Die Bundesregierung plant eine Änderung des Luftsicherheitsgesetzes, die der Bundeswehr neue Kompetenzen im Inland einräumen soll, wie der Spiegel berichtet(öffnet im neuen Fenster) . Der Gesetzesentwurf, der am kommenden Mittwoch vom Bundeskabinett behandelt werden soll, zielt darauf ab, den Schutz kritischer Infrastrukturen vor unbemannten Flugobjekten zu verstärken.

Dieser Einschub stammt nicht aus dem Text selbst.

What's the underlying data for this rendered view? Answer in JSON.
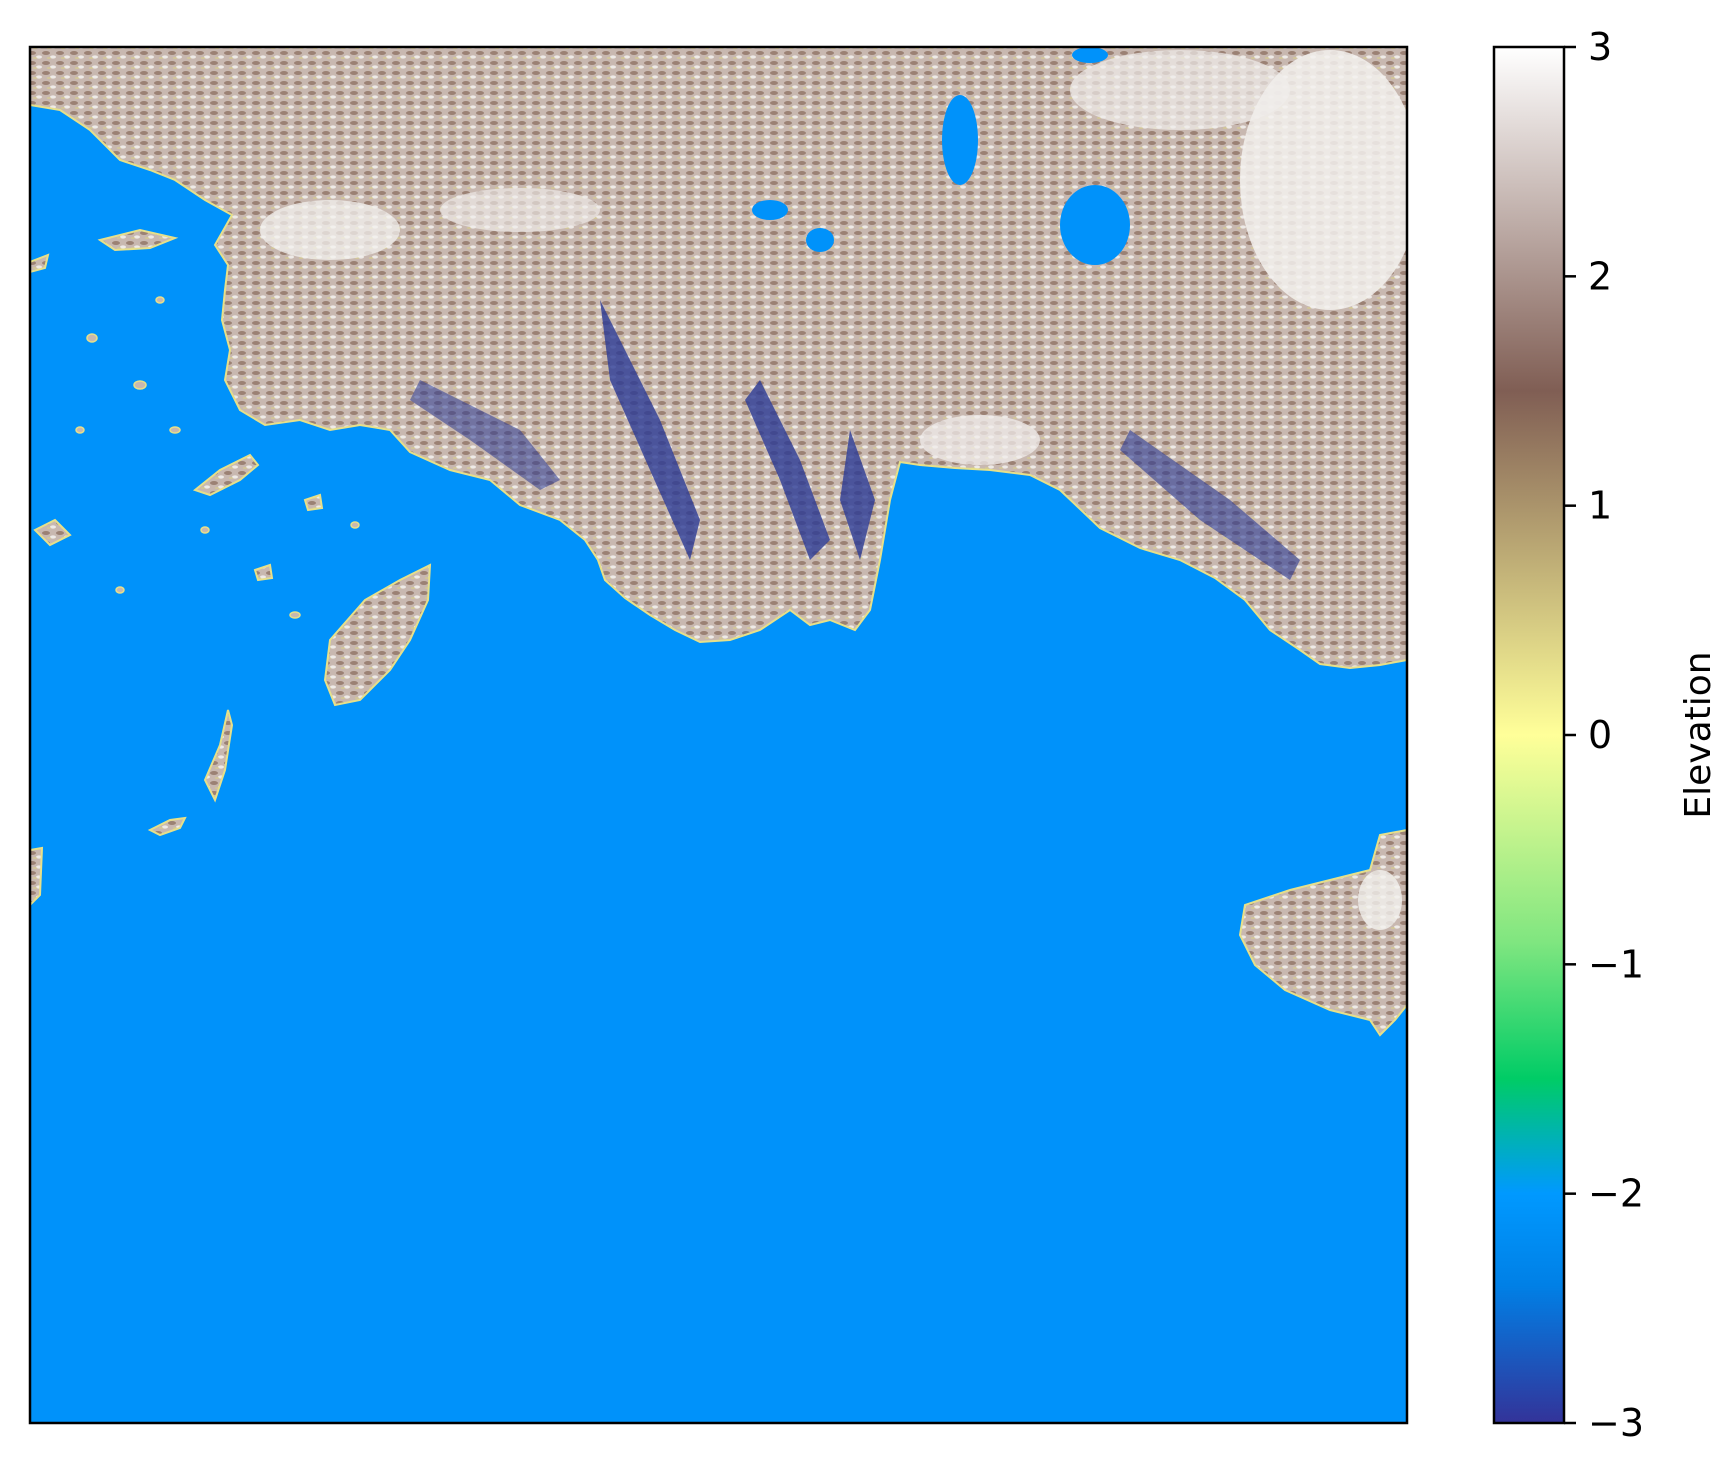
{
  "map": {
    "water_color": "#0092fa",
    "coast_color": "#e6e08a"
  },
  "colorbar": {
    "label": "Elevation",
    "range": [
      -3,
      3
    ],
    "ticks": [
      {
        "value": 3,
        "label": "3"
      },
      {
        "value": 2,
        "label": "2"
      },
      {
        "value": 1,
        "label": "1"
      },
      {
        "value": 0,
        "label": "0"
      },
      {
        "value": -1,
        "label": "−1"
      },
      {
        "value": -2,
        "label": "−2"
      },
      {
        "value": -3,
        "label": "−3"
      }
    ],
    "colormap": "terrain",
    "stops": [
      {
        "value": -3.0,
        "color": "#333399"
      },
      {
        "value": -2.4,
        "color": "#0080e6"
      },
      {
        "value": -2.0,
        "color": "#0099ff"
      },
      {
        "value": -1.5,
        "color": "#00cc66"
      },
      {
        "value": -0.9,
        "color": "#80e680"
      },
      {
        "value": 0.0,
        "color": "#ffff99"
      },
      {
        "value": 1.5,
        "color": "#805e54"
      },
      {
        "value": 3.0,
        "color": "#ffffff"
      }
    ]
  }
}
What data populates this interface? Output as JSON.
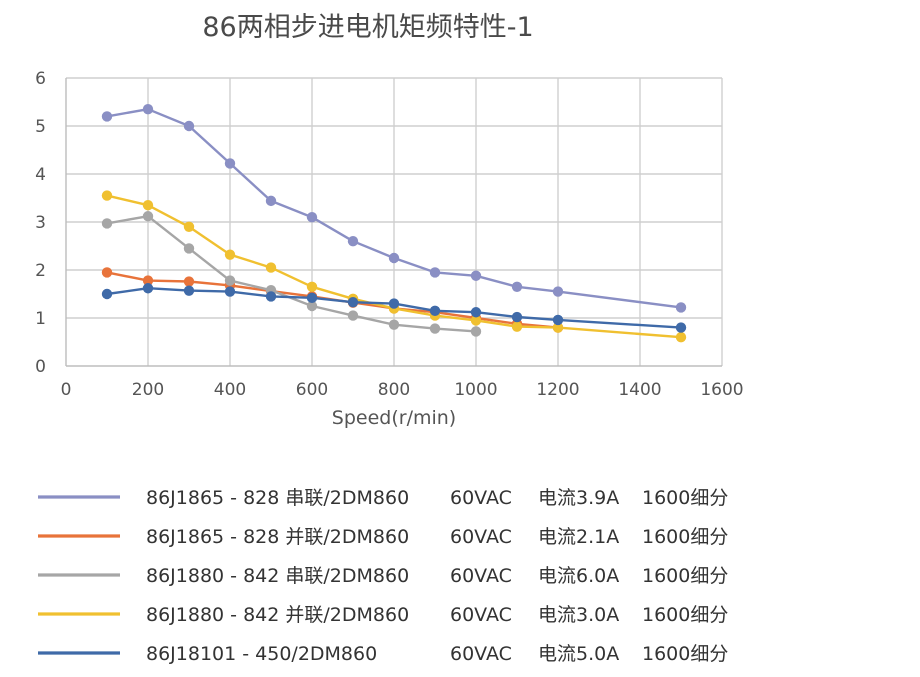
{
  "chart_data": {
    "type": "line",
    "title": "86两相步进电机矩频特性-1",
    "xlabel": "Speed(r/min)",
    "ylabel": "",
    "xlim": [
      0,
      1600
    ],
    "ylim": [
      0,
      6
    ],
    "x_ticks": [
      "0",
      "200",
      "400",
      "600",
      "800",
      "1000",
      "1200",
      "1400",
      "1600"
    ],
    "y_ticks": [
      "0",
      "1",
      "2",
      "3",
      "4",
      "5",
      "6"
    ],
    "grid": true,
    "legend_position": "bottom",
    "series": [
      {
        "color": "#8a8fc4",
        "legend": [
          "86J1865 - 828 串联/2DM860",
          "60VAC",
          "电流3.9A",
          "1600细分"
        ],
        "points": [
          [
            100,
            5.2
          ],
          [
            200,
            5.35
          ],
          [
            300,
            5.0
          ],
          [
            400,
            4.22
          ],
          [
            500,
            3.44
          ],
          [
            600,
            3.1
          ],
          [
            700,
            2.6
          ],
          [
            800,
            2.25
          ],
          [
            900,
            1.95
          ],
          [
            1000,
            1.88
          ],
          [
            1100,
            1.65
          ],
          [
            1200,
            1.55
          ],
          [
            1500,
            1.22
          ]
        ]
      },
      {
        "color": "#e8733a",
        "legend": [
          "86J1865 - 828 并联/2DM860",
          "60VAC",
          "电流2.1A",
          "1600细分"
        ],
        "points": [
          [
            100,
            1.95
          ],
          [
            200,
            1.78
          ],
          [
            300,
            1.76
          ],
          [
            400,
            1.68
          ],
          [
            500,
            1.56
          ],
          [
            600,
            1.45
          ],
          [
            700,
            1.32
          ],
          [
            800,
            1.2
          ],
          [
            900,
            1.12
          ],
          [
            1000,
            1.0
          ],
          [
            1100,
            0.88
          ],
          [
            1200,
            0.8
          ]
        ]
      },
      {
        "color": "#a6a6a6",
        "legend": [
          "86J1880 - 842 串联/2DM860",
          "60VAC",
          "电流6.0A",
          "1600细分"
        ],
        "points": [
          [
            100,
            2.97
          ],
          [
            200,
            3.12
          ],
          [
            300,
            2.45
          ],
          [
            400,
            1.78
          ],
          [
            500,
            1.58
          ],
          [
            600,
            1.25
          ],
          [
            700,
            1.05
          ],
          [
            800,
            0.86
          ],
          [
            900,
            0.78
          ],
          [
            1000,
            0.72
          ]
        ]
      },
      {
        "color": "#f0c030",
        "legend": [
          "86J1880 - 842 并联/2DM860",
          "60VAC",
          "电流3.0A",
          "1600细分"
        ],
        "points": [
          [
            100,
            3.55
          ],
          [
            200,
            3.35
          ],
          [
            300,
            2.9
          ],
          [
            400,
            2.32
          ],
          [
            500,
            2.05
          ],
          [
            600,
            1.65
          ],
          [
            700,
            1.4
          ],
          [
            800,
            1.2
          ],
          [
            900,
            1.05
          ],
          [
            1000,
            0.95
          ],
          [
            1100,
            0.82
          ],
          [
            1200,
            0.8
          ],
          [
            1500,
            0.6
          ]
        ]
      },
      {
        "color": "#3f6aa8",
        "legend": [
          "86J18101 - 450/2DM860",
          "60VAC",
          "电流5.0A",
          "1600细分"
        ],
        "points": [
          [
            100,
            1.5
          ],
          [
            200,
            1.62
          ],
          [
            300,
            1.57
          ],
          [
            400,
            1.55
          ],
          [
            500,
            1.45
          ],
          [
            600,
            1.42
          ],
          [
            700,
            1.33
          ],
          [
            800,
            1.3
          ],
          [
            900,
            1.15
          ],
          [
            1000,
            1.12
          ],
          [
            1100,
            1.02
          ],
          [
            1200,
            0.96
          ],
          [
            1500,
            0.8
          ]
        ]
      }
    ]
  }
}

Die Bundeswehr verzeichnet einen dramatischen Anstieg von Drohnensichtungen über militärischen Einrichtungen, während deutsche Behörden mit der Abwehr dieser potenziellen Bedrohungen ringen. Neue Zahlen belegen einen steigenden Trend: Die Sichtungen haben sich von 172 im Jahr 2022 auf 446 im Jahr 2023 mehr als verdoppelt. Sicherheitsexperten vermuten, dass einige der Drohnenflüge der Ausspähung von Ausbildungsaktivitäten ukrainischer Soldaten in Deutschland dienen könnten.

Bundesinnenministerin Nancy Faeser und Verteidigungsminister Boris Pistorius erzielten laut Spiegelbericht bereits Mitte Dezember 2024 eine grundsätzliche Einigung über die geplanten Maßnahmen. Der Gesetzesentwurf sieht vor, dass die Bundeswehr künftig verdächtige Drohnen mit militärischen Mitteln abschießen darf, wenn diese eine unmittelbare Gefahr darstellen.

Neue Bedrohungsszenarien erfordern erweiterte Handlungsoptionen

Die Sicherheitsbehörden beobachten mit zunehmender Sorge den Einsatz hoch entwickelter Drohnen, die sich deutlich von gewöhnlichen Hobbygeräten unterscheiden. Es handle sich dabei oft um schnelle Starrflügler, die Geschwindigkeiten von über 100 km/h erreichen könnten und mutmaßlich für Aufklärungszwecke eingesetzt würden, heißt es in dem Bericht.

Das bisherige Luftsicherheitsgesetz erlaubt der Bundeswehr lediglich begrenzte Maßnahmen wie das Abdrängen von Flugobjekten oder die Abgabe von Warnschüssen. Die geplante Gesetzesänderung würde den Einsatz von bodengestützten Flugabwehrsystemen und Kampfjets mit Lenkflugkörpern ermöglichen.

Die neuen Befugnisse sollen jedoch nur unter strengen Voraussetzungen zum Einsatz kommen. Ein Abschuss wäre nur dann gerechtfertigt, wenn ein katastrophaler Schaden oder eine unmittelbare Gefahr für Leib und Leben droht. Beispiele hierfür wären drohende Flugzeug- oder Eisenbahnunglücke, großflächige Stromausfälle oder terroristische Anschläge.